Factors include questions around: ‘Do you want to develop on the lower cost, but on a ‘best effort’ network? Do you need a hub to pull all that together on an unlicensed spectrum? Or if you go to cellular, how do you deal with the cost of that? Does 5G have potential to be a harmonising technology layer? If we harmonise on that layer, how does that potentially lower the cost of increased adoption and increased experience?’
Let’s look at the home as an example; we have to look at the device you’re getting – such as a camera, a doorbell, a sensor – and decide what you need from it. And then you look at the back of the product and find out if it works with your existing connectivity, or if you need to buy a new hub, or wire this to the actual Ethernet of the home. Then you have to download an app (we already have app fatigue) then enter some massive 16-digit password in the home just to get connectivity.
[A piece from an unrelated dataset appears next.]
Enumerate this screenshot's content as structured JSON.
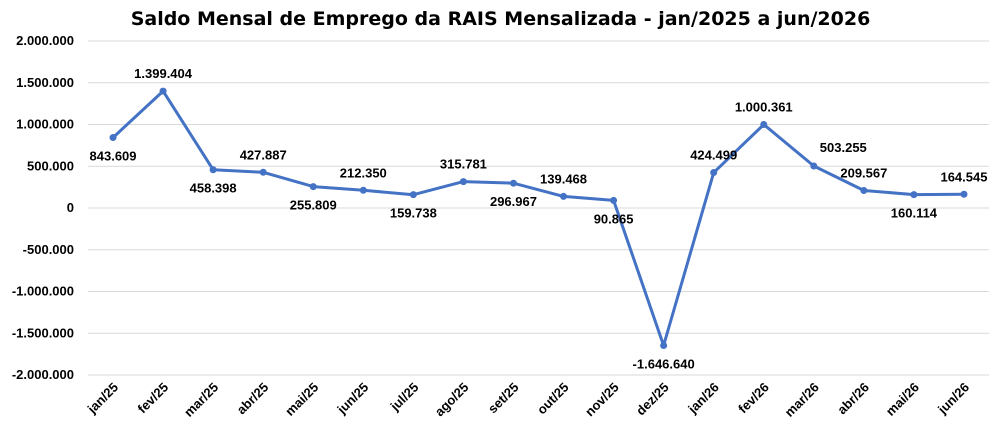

That’s a lot of friction and set-up to get the device in, we haven’t even talked about getting the device to work with the others, putting it on a dashboard, sharing data. Today, I have three different applications for the single security system in my home! Then we look at home entertainment, lighting, and more. There’s an incredible opportunity to harmonise this on one technology, on one network. You should be able to go to one dashboard to know what’s going on in your home in terms of security, entertainment and so on.
The next thing is to figure out the business models to get everyone to want to do that – for the user’s benefit. We have to consider how to scale that for increased personalisation. The nature of connectivity plays a huge role in that; we are all on different networks and technologies, and we can’t communicate.
DKB: It’s funny, we look at popular culture representations of the ‘future home’ and everything is in a single hub or dashboard. It’s interesting how it’s helped shape some dialogue around the connected home. Hopefully this all ties in with the notion of ‘we should use the technology rather than the technology using us’.
JW: Absolutely, we want consumers to demand better. Pop culture has helped say ‘this is something basic and something we deserve’. Let’s say we get to that harmonised connectivity, set-up and integration – and the network does the rest. No need for more apps, more passwords.
Now we have something in the future where the automation and personalisation are as good as the information we get. Technology exists to assist, save time, save money, save effort.
It was incredibly validating that many of the use cases in the first four chapters of ‘The Future Home in the 5G Era: Next Generation Strategies for Hyper-connected Living’, which I co-wrote with George Nazi, Amol Phadke and Boris Maurer, are starting to at least come into the public eye and required.
To an extent, perspectives on how to execute emerging technologies and connectivities can always be updated and are required. There’s always new development methods.